The conversation continued beyond that. Rudolfo asked questions, and the answers, circular and cryptic, followed. She heard references to schools and shrines built; to an expansion of the Machtvolk presence into what had once been Windwir; and candid discussion of evangelists moving out across the Named Lands in their robes and mud and ash, preaching their new gospel.
But gradually, the words drifted someplace out of reach to Winters. As hard as she tried to, she could not escape that whispered voice and that firm embrace.
Little sister, come home to me and to joy.
And yet, this same woman-her older sister supposedly-had sent assassins out in the night to murder Hanric, the man who had raised her. And now, this new queen and her kind transformed her people into something that frightened Winters though she did not fully grasp why.

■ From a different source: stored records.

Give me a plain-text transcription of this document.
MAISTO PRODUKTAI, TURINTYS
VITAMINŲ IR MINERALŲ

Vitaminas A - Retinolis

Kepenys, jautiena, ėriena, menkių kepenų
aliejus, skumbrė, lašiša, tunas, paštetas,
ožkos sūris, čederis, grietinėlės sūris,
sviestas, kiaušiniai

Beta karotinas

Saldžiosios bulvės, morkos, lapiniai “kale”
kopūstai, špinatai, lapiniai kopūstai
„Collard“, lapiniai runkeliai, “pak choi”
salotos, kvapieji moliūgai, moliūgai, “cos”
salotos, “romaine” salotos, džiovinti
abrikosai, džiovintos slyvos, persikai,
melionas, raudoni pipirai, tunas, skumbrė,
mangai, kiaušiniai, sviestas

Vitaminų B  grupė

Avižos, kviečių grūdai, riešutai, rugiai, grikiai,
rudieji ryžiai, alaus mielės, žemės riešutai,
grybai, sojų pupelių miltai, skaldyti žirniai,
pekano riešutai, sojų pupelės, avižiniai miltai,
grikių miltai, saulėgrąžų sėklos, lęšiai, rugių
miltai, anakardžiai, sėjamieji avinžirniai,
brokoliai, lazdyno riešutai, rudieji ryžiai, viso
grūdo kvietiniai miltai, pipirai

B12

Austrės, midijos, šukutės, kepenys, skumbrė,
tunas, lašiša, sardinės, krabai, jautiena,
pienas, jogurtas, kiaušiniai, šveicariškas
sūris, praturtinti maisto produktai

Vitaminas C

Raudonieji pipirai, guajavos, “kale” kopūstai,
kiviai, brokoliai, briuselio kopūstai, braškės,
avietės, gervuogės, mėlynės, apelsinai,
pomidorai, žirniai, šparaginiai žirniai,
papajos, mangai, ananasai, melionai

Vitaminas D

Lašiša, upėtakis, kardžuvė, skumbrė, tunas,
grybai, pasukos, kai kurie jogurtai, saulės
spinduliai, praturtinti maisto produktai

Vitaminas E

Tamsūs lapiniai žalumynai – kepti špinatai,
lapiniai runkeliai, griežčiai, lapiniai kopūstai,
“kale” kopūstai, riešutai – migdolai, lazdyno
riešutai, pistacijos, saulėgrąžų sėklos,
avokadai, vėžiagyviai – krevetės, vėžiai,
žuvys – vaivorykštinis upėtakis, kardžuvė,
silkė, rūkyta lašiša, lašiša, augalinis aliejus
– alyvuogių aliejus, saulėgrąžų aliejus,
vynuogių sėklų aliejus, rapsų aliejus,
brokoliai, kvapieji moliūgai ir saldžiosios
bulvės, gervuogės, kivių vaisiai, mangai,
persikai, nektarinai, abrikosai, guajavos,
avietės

She remembered that day in the tent at the edge of spring and felt the rage washing through her as she surged forward with upraised axe. She felt shame rise to her cheeks at the memory of being so easily restrained and subdued. And she realized suddenly that she’d spent these last six months avoiding the truth of what had happened to her and how she’d responded, hiding in the basement of the new library pretending she was only a girl. Sudden tears threatened her now, and Winters felt her face grow even hotter as she resisted.
I gave up on my people.
She remembered Tertius and the nights he often read to her. One of her favorite stories had been “Jamael and the Kin-Wolves.” He’d suggested it to her one night and had then been subjected to reading it again and again to her. And one day Jamael came home from the fields to find a kin-wolf in her sheepfold.
She looked at the two women again. The light in their eyes. The deep sense of passion in their voices. How many more were out there, even now, sharing this gospel and feeding this resurgence? They had brought down Windwir to bring this faith out of the shadows. They had butchered and resurrected Petronus to create this belief. They had cut their mark over the hearts of innocent children. And they had healed Jin Li Tam and Rudolfo’s dying son with the blood of thousands.
She knew from her talks with Rudolfo and Jin Li Tam that this resurgence had been engineered, but now, for the first time, she saw that her people were also victims of this dark movement. They were being bent and twisted into the servants of this so-called Crimson Empress, and the thought of it awoke anger in her. These people were in her care, and she could not hide here and pretend otherwise.
Wolves in the fold, Jamael cried.
“Wolves in the fold,” Winters whispered softly to herself.
And as if she heard, the evangelist Tamrys paused, turned to the girl and smiled at her.